I welcome any advice (say, from experienced dog trainers) on how to break a bad but deeply ingrained habit. Please comment below if you think you can help.


  1. There exists a problem in some of the rest of the technological world, if one is not completely up to date with one's technological devices. I have an older "smart phone," and before anyone gets on my case, I could upgrade for free, but have resisted doing so (don't ask why).

    But to get to my point about spacing and this phone, if I type just one space after ending a sentence, this particular smart phone will not automatically capitalize the first letter of your next sentence. On the other hand, if I type two spaces after ending a sentence, then it automatically does the capitalization of the next word.

    Methinks that all the technological devices in this world should have coordinated on that type of technology long ago, particularly if the rules have existed for a long time. Maybe if I had an earlier start at the practice of typing just one space after a sentence, I'd be well on my way to being broken of my old habit by now.

    Still, I doubt I'll ever get used to using just one space after the end of a sentence myself, and I'm probably gonna be one of the last to go along with this trend. Of course, I've also rebelled against back-and-forth changes in grammar rules over the years - like where one does or does not put a comma, for example.

    The way I look at this whole matter is this: changes in the rules for writing style and grammar are just two of the things that I consider a royal pain in the "you-know-what!"

  2. Typing two spaces after periods is one of my pet peeves. I never liked doing it but was forced to in the workplace. But apparently a number of people have dealt with this issue because most word processing programs can be set to put one or two spaces after periods. If you type two spaces, your computer will automatically change it to one space as you type. Both WordPerfect and Microsoft Word have this provision. And just to double check, you can search and replace "two spaces" with "one space." Just hit your space bar once or twice in the appropriate search and replace boxes.

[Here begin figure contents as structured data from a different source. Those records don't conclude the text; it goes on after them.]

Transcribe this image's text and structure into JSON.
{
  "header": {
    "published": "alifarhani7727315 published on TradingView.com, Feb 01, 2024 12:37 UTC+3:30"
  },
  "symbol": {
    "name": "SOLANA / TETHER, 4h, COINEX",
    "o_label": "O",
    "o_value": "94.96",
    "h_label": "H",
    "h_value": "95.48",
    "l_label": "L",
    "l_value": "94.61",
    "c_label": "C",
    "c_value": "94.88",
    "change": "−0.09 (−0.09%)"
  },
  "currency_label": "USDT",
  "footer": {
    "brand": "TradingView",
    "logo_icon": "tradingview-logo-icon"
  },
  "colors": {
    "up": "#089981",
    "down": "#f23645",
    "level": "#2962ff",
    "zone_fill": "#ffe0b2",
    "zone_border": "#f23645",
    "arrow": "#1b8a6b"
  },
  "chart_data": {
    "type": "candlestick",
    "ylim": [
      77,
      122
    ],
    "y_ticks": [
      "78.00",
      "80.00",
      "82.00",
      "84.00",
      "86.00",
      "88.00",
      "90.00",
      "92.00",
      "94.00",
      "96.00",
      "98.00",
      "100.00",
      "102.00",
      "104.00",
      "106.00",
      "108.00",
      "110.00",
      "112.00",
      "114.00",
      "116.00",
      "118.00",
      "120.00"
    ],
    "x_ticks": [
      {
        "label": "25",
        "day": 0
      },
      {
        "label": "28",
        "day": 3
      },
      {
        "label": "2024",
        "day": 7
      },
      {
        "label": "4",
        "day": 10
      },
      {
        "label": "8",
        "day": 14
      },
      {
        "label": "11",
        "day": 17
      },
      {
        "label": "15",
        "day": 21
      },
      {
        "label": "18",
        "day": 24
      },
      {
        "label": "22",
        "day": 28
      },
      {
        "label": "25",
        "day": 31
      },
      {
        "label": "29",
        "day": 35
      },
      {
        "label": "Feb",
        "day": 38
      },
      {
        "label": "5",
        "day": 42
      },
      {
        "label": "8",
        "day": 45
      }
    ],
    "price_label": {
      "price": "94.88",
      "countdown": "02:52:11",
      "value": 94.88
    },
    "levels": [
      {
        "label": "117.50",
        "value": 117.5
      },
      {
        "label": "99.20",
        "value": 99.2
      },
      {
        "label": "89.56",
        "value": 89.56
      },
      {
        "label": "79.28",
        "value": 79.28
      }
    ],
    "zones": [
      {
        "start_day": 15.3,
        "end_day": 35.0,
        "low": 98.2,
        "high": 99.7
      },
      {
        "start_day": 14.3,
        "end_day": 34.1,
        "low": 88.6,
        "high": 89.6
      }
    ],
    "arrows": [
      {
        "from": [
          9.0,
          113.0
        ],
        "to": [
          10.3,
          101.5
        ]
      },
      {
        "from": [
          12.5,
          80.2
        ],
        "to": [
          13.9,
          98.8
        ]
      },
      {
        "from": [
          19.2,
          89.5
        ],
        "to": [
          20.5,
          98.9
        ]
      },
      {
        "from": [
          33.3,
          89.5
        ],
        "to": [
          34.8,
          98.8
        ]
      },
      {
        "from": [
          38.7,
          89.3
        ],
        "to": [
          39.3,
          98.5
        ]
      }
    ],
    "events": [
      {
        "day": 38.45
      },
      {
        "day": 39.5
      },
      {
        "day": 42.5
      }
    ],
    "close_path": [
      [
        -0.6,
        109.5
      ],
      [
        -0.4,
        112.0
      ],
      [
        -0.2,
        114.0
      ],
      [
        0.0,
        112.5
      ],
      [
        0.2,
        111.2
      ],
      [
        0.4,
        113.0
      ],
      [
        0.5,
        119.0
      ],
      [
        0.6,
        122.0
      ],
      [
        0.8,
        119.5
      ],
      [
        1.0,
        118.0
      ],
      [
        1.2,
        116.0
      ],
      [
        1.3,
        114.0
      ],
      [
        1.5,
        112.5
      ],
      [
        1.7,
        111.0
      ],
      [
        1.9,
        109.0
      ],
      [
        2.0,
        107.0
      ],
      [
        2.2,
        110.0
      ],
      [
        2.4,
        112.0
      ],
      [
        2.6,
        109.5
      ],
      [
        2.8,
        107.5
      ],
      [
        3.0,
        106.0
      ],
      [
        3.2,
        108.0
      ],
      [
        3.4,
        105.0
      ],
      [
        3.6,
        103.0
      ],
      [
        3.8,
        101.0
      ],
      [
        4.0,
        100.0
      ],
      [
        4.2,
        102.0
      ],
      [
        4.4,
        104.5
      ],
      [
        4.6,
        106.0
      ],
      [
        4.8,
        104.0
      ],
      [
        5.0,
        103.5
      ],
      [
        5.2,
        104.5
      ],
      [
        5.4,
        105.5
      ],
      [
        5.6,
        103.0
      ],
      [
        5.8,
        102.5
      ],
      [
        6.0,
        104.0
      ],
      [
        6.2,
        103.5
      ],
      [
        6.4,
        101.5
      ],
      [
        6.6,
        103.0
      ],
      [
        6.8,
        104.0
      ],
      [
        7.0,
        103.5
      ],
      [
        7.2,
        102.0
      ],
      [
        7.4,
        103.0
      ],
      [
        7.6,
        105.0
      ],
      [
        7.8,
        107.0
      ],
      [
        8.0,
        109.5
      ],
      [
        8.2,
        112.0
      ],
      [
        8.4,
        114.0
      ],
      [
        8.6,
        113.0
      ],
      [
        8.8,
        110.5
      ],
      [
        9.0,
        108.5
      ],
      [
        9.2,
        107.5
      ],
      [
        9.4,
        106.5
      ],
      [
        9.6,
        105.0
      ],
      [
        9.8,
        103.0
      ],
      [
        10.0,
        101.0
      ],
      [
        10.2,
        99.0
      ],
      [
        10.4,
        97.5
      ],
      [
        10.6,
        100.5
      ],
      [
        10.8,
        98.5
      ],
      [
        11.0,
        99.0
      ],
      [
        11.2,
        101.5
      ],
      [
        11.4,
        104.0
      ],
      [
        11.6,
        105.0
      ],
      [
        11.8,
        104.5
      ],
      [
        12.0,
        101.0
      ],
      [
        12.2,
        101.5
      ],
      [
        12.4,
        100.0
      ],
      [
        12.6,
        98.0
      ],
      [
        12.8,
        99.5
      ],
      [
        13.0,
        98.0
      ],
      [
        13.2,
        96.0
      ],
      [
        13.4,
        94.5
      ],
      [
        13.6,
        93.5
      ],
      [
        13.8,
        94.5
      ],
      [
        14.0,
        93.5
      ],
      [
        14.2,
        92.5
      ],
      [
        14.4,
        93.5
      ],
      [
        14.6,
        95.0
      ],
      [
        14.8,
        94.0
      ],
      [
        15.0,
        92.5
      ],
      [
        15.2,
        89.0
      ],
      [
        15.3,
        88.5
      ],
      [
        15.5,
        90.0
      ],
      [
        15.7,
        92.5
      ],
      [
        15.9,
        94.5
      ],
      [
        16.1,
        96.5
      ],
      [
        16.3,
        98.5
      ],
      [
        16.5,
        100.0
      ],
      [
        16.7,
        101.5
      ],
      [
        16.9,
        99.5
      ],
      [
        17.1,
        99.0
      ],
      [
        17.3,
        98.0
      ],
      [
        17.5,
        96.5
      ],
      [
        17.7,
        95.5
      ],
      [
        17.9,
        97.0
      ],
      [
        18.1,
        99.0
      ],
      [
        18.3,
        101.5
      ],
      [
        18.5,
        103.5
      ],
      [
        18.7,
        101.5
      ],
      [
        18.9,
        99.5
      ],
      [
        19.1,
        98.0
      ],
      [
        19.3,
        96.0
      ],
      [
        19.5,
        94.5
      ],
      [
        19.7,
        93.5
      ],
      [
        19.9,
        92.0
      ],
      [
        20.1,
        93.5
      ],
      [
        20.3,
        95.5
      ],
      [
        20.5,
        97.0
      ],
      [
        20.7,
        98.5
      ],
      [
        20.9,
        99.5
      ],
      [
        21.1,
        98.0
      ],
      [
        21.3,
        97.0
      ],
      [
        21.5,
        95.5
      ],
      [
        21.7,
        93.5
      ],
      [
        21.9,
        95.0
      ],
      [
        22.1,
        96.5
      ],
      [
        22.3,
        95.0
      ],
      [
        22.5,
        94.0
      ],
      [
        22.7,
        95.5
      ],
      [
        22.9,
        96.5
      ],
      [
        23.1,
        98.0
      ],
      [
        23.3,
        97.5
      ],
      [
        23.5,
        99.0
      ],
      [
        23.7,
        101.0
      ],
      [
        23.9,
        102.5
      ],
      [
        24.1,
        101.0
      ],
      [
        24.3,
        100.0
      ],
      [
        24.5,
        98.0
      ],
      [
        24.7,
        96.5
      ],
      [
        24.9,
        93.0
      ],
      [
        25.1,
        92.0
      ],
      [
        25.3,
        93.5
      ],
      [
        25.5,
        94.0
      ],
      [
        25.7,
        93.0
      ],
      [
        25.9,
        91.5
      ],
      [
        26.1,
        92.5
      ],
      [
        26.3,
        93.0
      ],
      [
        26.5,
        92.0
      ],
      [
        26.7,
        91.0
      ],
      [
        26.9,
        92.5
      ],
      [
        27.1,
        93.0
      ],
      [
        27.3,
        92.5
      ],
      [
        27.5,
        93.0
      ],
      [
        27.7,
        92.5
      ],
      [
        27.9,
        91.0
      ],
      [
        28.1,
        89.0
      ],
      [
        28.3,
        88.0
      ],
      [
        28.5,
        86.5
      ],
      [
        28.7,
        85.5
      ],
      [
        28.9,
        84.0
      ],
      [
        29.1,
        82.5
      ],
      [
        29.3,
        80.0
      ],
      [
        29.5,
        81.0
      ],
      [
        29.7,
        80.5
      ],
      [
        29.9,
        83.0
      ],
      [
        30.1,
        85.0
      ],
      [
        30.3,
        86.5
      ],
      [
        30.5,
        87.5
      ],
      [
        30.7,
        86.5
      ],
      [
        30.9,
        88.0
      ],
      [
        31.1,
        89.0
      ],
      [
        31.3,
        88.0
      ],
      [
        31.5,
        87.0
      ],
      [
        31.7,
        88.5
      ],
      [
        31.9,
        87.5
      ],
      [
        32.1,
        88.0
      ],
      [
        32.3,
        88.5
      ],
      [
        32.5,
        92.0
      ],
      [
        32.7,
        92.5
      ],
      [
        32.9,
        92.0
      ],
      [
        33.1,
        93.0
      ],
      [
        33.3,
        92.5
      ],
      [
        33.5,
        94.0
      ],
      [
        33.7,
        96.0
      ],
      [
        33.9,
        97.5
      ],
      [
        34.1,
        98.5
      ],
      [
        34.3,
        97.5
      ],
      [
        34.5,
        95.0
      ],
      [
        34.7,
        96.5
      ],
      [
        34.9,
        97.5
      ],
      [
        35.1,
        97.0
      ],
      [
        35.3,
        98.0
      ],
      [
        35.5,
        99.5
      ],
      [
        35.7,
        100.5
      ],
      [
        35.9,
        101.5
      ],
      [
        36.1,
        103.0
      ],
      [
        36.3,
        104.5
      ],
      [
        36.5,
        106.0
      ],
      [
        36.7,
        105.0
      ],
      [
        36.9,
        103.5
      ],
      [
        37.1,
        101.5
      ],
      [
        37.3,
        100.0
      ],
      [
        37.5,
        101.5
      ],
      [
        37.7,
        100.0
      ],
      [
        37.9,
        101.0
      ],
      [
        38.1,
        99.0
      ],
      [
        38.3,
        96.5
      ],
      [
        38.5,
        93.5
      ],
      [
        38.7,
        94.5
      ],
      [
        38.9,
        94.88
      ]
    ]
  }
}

  3. Thanks for the tip -- will do. Still have the problem when I'm not using my own software or keyboard, but at least there's some hope for me.

  4. Peggy,

    If you are working with Microsoft Word, there's any easy fix to get rid of the two spaces before your document is finalized. I'm an editor, and I use this trick all the time with authors who submit manuscripts with two spaces. Just go to your "edit" menu and select "replace". Type two spaces in the "replace X" box, and a single space in the "replace with Y" box. Rinse and repeat until done.

  5. All I have to say is THANK YOU for this article. I've been arguing for a continuation of the old 2-spacs for years, finding the extra little space a necessary visual que that it really is the end of the sentence, and finding all those fancy fonts not quite doing the trick, even if they did correct that whole wide-letter vs. narrow-letter thing.

    But, if you can adjust, I can adjust.

    Hopefully someday all those word-processing software programs can adjust, too. Meanwhile, I vote with the folk above on the search-and-replace solution.

  6. Peggy,

    I think you are two quick to bow to this often vehemently ( and obnoxiously) held opinion. Most of what we write is meant for other people to read on paper. In this context, two spaces works much better. For a long time, I switched to one space because two was "only a typewriter convention," but I long ago switched back, making everything easier on the eye.

    Stand up for your convictions, girl.